La BCE a réagi à sa façon face au coronavirus
Avant même la baisse surprise des taux de la Fed mardi, plusieurs banques centrales avaient commencé à intervenir, comme la Banque centrale d’Australie (RBA), qui a abaissé ses taux à un plus bas historique de 0,50% lundi, ou la Banque du Japon (BoJ) qui a augmenté considérablement ses achats d’ETF actions depuis une semaine. De 22 milliards de yens par jour en moyenne habituellement, les volumes ont été portés à 78 milliards depuis une semaine et 101 milliards lundi. Même la Banque centrale européenne s’est mobilisée. Elle «a accéléré son programme d’achats (QE) sur les obligations corporates face à la violente correction sur la dernière semaine de février : le programme CSPP a représenté 24% du total de ses achats (QE) sur le mois, la plus haute proportion jamais enregistrée, alors que le programme PSPP sur les dettes souveraines n’a représenté que 60%, la plus faible proportion jamais enregistrée», remarque Stéphane Déo, stratégiste de LBPAM.
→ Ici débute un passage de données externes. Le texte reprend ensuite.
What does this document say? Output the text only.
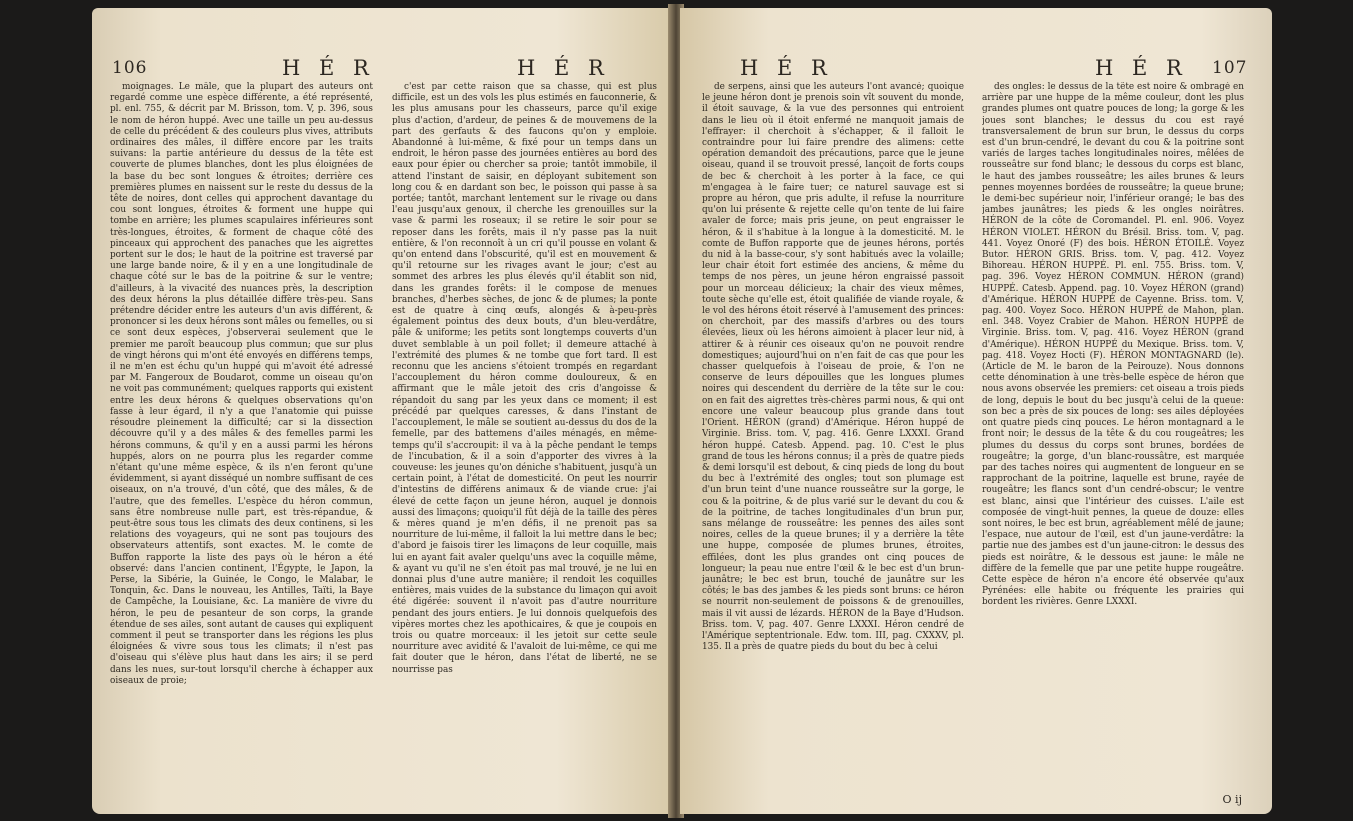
106	H É R	H É R

moignages. Le mâle, que la plupart des auteurs ont regardé comme une espèce différente, a été représenté, pl. enl. 755, & décrit par M. Brisson, tom. V, p. 396, sous le nom de héron huppé. Avec une taille un peu au-dessus de celle du précédent & des couleurs plus vives, attributs ordinaires des mâles, il diffère encore par les traits suivans: la partie antérieure du dessus de la tête est couverte de plumes blanches, dont les plus éloignées de la base du bec sont longues & étroites; derrière ces premières plumes en naissent sur le reste du dessus de la tête de noires, dont celles qui approchent davantage du cou sont longues, étroites & forment une huppe qui tombe en arrière; les plumes scapulaires inférieures sont très-longues, étroites, & forment de chaque côté des pinceaux qui approchent des panaches que les aigrettes portent sur le dos; le haut de la poitrine est traversé par une large bande noire, & il y en a une longitudinale de chaque côté sur le bas de la poitrine & sur le ventre; d'ailleurs, à la vivacité des nuances près, la description des deux hérons la plus détaillée diffère très-peu. Sans prétendre décider entre les auteurs d'un avis différent, & prononcer si les deux hérons sont mâles ou femelles, ou si ce sont deux espèces, j'observerai seulement que le premier me paroît beaucoup plus commun; que sur plus de vingt hérons qui m'ont été envoyés en différens temps, il ne m'en est échu qu'un huppé qui m'avoit été adressé par M. Fangeroux de Boudarot, comme un oiseau qu'on ne voit pas communément; quelques rapports qui existent entre les deux hérons & quelques observations qu'on fasse à leur égard, il n'y a que l'anatomie qui puisse résoudre pleinement la difficulté; car si la dissection découvre qu'il y a des mâles & des femelles parmi les hérons communs, & qu'il y en a aussi parmi les hérons huppés, alors on ne pourra plus les regarder comme n'étant qu'une même espèce, & ils n'en feront qu'une évidemment, si ayant disséqué un nombre suffisant de ces oiseaux, on n'a trouvé, d'un côté, que des mâles, & de l'autre, que des femelles. L'espèce du héron commun, sans être nombreuse nulle part, est très-répandue, & peut-être sous tous les climats des deux continens, si les relations des voyageurs, qui ne sont pas toujours des observateurs attentifs, sont exactes. M. le comte de Buffon rapporte la liste des pays où le héron a été observé: dans l'ancien continent, l'Égypte, le Japon, la Perse, la Sibérie, la Guinée, le Congo, le Malabar, le Tonquin, &c. Dans le nouveau, les Antilles, Taïti, la Baye de Campêche, la Louisiane, &c. La manière de vivre du héron, le peu de pesanteur de son corps, la grande étendue de ses ailes, sont autant de causes qui expliquent comment il peut se transporter dans les régions les plus éloignées & vivre sous tous les climats; il n'est pas d'oiseau qui s'élève plus haut dans les airs; il se perd dans les nues, sur-tout lorsqu'il cherche à échapper aux oiseaux de proie;

c'est par cette raison que sa chasse, qui est plus difficile, est un des vols les plus estimés en fauconnerie, & les plus amusans pour les chasseurs, parce qu'il exige plus d'action, d'ardeur, de peines & de mouvemens de la part des gerfauts & des faucons qu'on y emploie. Abandonné à lui-même, & fixé pour un temps dans un endroit, le héron passe des journées entières au bord des eaux pour épier ou chercher sa proie; tantôt immobile, il attend l'instant de saisir, en déployant subitement son long cou & en dardant son bec, le poisson qui passe à sa portée; tantôt, marchant lentement sur le rivage ou dans l'eau jusqu'aux genoux, il cherche les grenouilles sur la vase & parmi les roseaux; il se retire le soir pour se reposer dans les forêts, mais il n'y passe pas la nuit entière, & l'on reconnoît à un cri qu'il pousse en volant & qu'on entend dans l'obscurité, qu'il est en mouvement & qu'il retourne sur les rivages avant le jour; c'est au sommet des arbres les plus élevés qu'il établit son nid, dans les grandes forêts: il le compose de menues branches, d'herbes sèches, de jonc & de plumes; la ponte est de quatre à cinq œufs, alongés & à-peu-près également pointus des deux bouts, d'un bleu-verdâtre, pâle & uniforme; les petits sont longtemps couverts d'un duvet semblable à un poil follet; il demeure attaché à l'extrémité des plumes & ne tombe que fort tard. Il est reconnu que les anciens s'étoient trompés en regardant l'accouplement du héron comme douloureux, & en affirmant que le mâle jetoit des cris d'angoisse & répandoit du sang par les yeux dans ce moment; il est précédé par quelques caresses, & dans l'instant de l'accouplement, le mâle se soutient au-dessus du dos de la femelle, par des battemens d'ailes ménagés, en même-temps qu'il s'accroupit: il va à la pêche pendant le temps de l'incubation, & il a soin d'apporter des vivres à la couveuse: les jeunes qu'on déniche s'habituent, jusqu'à un certain point, à l'état de domesticité. On peut les nourrir d'intestins de différens animaux & de viande crue: j'ai élevé de cette façon un jeune héron, auquel je donnois aussi des limaçons; quoiqu'il fût déjà de la taille des pères & mères quand je m'en défis, il ne prenoit pas sa nourriture de lui-même, il falloit la lui mettre dans le bec; d'abord je faisois tirer les limaçons de leur coquille, mais lui en ayant fait avaler quelqu'uns avec la coquille même, & ayant vu qu'il ne s'en étoit pas mal trouvé, je ne lui en donnai plus d'une autre manière; il rendoit les coquilles entières, mais vuides de la substance du limaçon qui avoit été digérée: souvent il n'avoit pas d'autre nourriture pendant des jours entiers. Je lui donnois quelquefois des vipères mortes chez les apothicaires, & que je coupois en trois ou quatre morceaux: il les jetoit sur cette seule nourriture avec avidité & l'avaloit de lui-même, ce qui me fait douter que le héron, dans l'état de liberté, ne se nourrisse pas

H É R	H É R 107

de serpens, ainsi que les auteurs l'ont avancé; quoique le jeune héron dont je prenois soin vît souvent du monde, il étoit sauvage, & la vue des personnes qui entroient dans le lieu où il étoit enfermé ne manquoit jamais de l'effrayer: il cherchoit à s'échapper, & il falloit le contraindre pour lui faire prendre des alimens: cette opération demandoit des précautions, parce que le jeune oiseau, quand il se trouvoit pressé, lançoit de forts coups de bec & cherchoit à les porter à la face, ce qui m'engagea à le faire tuer; ce naturel sauvage est si propre au héron, que pris adulte, il refuse la nourriture qu'on lui présente & rejette celle qu'on tente de lui faire avaler de force; mais pris jeune, on peut engraisser le héron, & il s'habitue à la longue à la domesticité. M. le comte de Buffon rapporte que de jeunes hérons, portés du nid à la basse-cour, s'y sont habitués avec la volaille; leur chair étoit fort estimée des anciens, & même du temps de nos pères, un jeune héron engraissé passoit pour un morceau délicieux; la chair des vieux mêmes, toute sèche qu'elle est, étoit qualifiée de viande royale, & le vol des hérons étoit réservé à l'amusement des princes: on cherchoit, par des massifs d'arbres ou des tours élevées, lieux où les hérons aimoient à placer leur nid, à attirer & à réunir ces oiseaux qu'on ne pouvoit rendre domestiques; aujourd'hui on n'en fait de cas que pour les chasser quelquefois à l'oiseau de proie, & l'on ne conserve de leurs dépouilles que les longues plumes noires qui descendent du derrière de la tête sur le cou: on en fait des aigrettes très-chères parmi nous, & qui ont encore une valeur beaucoup plus grande dans tout l'Orient. HÉRON (grand) d'Amérique. Héron huppé de Virginie. Briss. tom. V, pag. 416. Genre LXXXI. Grand héron huppé. Catesb. Append. pag. 10. C'est le plus grand de tous les hérons connus; il a près de quatre pieds & demi lorsqu'il est debout, & cinq pieds de long du bout du bec à l'extrémité des ongles; tout son plumage est d'un brun teint d'une nuance rousseâtre sur la gorge, le cou & la poitrine, & de plus varié sur le devant du cou & de la poitrine, de taches longitudinales d'un brun pur, sans mélange de rousseâtre: les pennes des ailes sont noires, celles de la queue brunes; il y a derrière la tête une huppe, composée de plumes brunes, étroites, effilées, dont les plus grandes ont cinq pouces de longueur; la peau nue entre l'œil & le bec est d'un brun-jaunâtre; le bec est brun, touché de jaunâtre sur les côtés; le bas des jambes & les pieds sont bruns: ce héron se nourrit non-seulement de poissons & de grenouilles, mais il vit aussi de lézards. HÉRON de la Baye d'Hudson. Briss. tom. V, pag. 407. Genre LXXXI. Héron cendré de l'Amérique septentrionale. Edw. tom. III, pag. CXXXV, pl. 135. Il a près de quatre pieds du bout du bec à celui

des ongles: le dessus de la tête est noire & ombragé en arrière par une huppe de la même couleur, dont les plus grandes plumes ont quatre pouces de long; la gorge & les joues sont blanches; le dessus du cou est rayé transversalement de brun sur brun, le dessus du corps est d'un brun-cendré, le devant du cou & la poitrine sont variés de larges taches longitudinales noires, mêlées de rousseâtre sur fond blanc; le dessous du corps est blanc, le haut des jambes rousseâtre; les ailes brunes & leurs pennes moyennes bordées de rousseâtre; la queue brune; le demi-bec supérieur noir, l'inférieur orangé; le bas des jambes jaunâtres; les pieds & les ongles noirâtres. HÉRON de la côte de Coromandel. Pl. enl. 906. Voyez HÉRON VIOLET. HÉRON du Brésil. Briss. tom. V, pag. 441. Voyez Onoré (F) des bois. HÉRON ÉTOILÉ. Voyez Butor. HÉRON GRIS. Briss. tom. V, pag. 412. Voyez Bihoreau. HÉRON HUPPÉ. Pl. enl. 755. Briss. tom. V, pag. 396. Voyez HÉRON COMMUN. HÉRON (grand) HUPPÉ. Catesb. Append. pag. 10. Voyez HÉRON (grand) d'Amérique. HÉRON HUPPÉ de Cayenne. Briss. tom. V, pag. 400. Voyez Soco. HÉRON HUPPÉ de Mahon, plan. enl. 348. Voyez Crabier de Mahon. HÉRON HUPPÉ de Virginie. Briss. tom. V, pag. 416. Voyez HÉRON (grand d'Amérique). HÉRON HUPPÉ du Mexique. Briss. tom. V, pag. 418. Voyez Hocti (F). HÉRON MONTAGNARD (le). (Article de M. le baron de la Peirouze). Nous donnons cette dénomination à une très-belle espèce de héron que nous avons observée les premiers: cet oiseau a trois pieds de long, depuis le bout du bec jusqu'à celui de la queue: son bec a près de six pouces de long: ses ailes déployées ont quatre pieds cinq pouces. Le héron montagnard a le front noir; le dessus de la tête & du cou rougeâtres; les plumes du dessus du corps sont brunes, bordées de rougeâtre; la gorge, d'un blanc-roussâtre, est marquée par des taches noires qui augmentent de longueur en se rapprochant de la poitrine, laquelle est brune, rayée de rougeâtre; les flancs sont d'un cendré-obscur; le ventre est blanc, ainsi que l'intérieur des cuisses. L'aile est composée de vingt-huit pennes, la queue de douze: elles sont noires, le bec est brun, agréablement mêlé de jaune; l'espace, nue autour de l'œil, est d'un jaune-verdâtre: la partie nue des jambes est d'un jaune-citron: le dessus des pieds est noirâtre, & le dessous est jaune: le mâle ne diffère de la femelle que par une petite huppe rougeâtre. Cette espèce de héron n'a encore été observée qu'aux Pyrénées: elle habite ou fréquente les prairies qui bordent les rivières. Genre LXXXI.

O ij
En conséquence, il a constaté une décoréllation totalement inédite entre l’indice de volatilité sur les actions européennes (VXX) et le moindre écartement des spreads de crédit (voir graphique). La BCE a donc d’autres outils que la baisse des taux pour agir sur le financement de l’économie. Lors de sa réunion du 12 mars, elle pourrait également annoncer une nouvelle opération de TLTRO exceptionnelle ou un assouplissement des conditions des opérations de prises en pension (repo).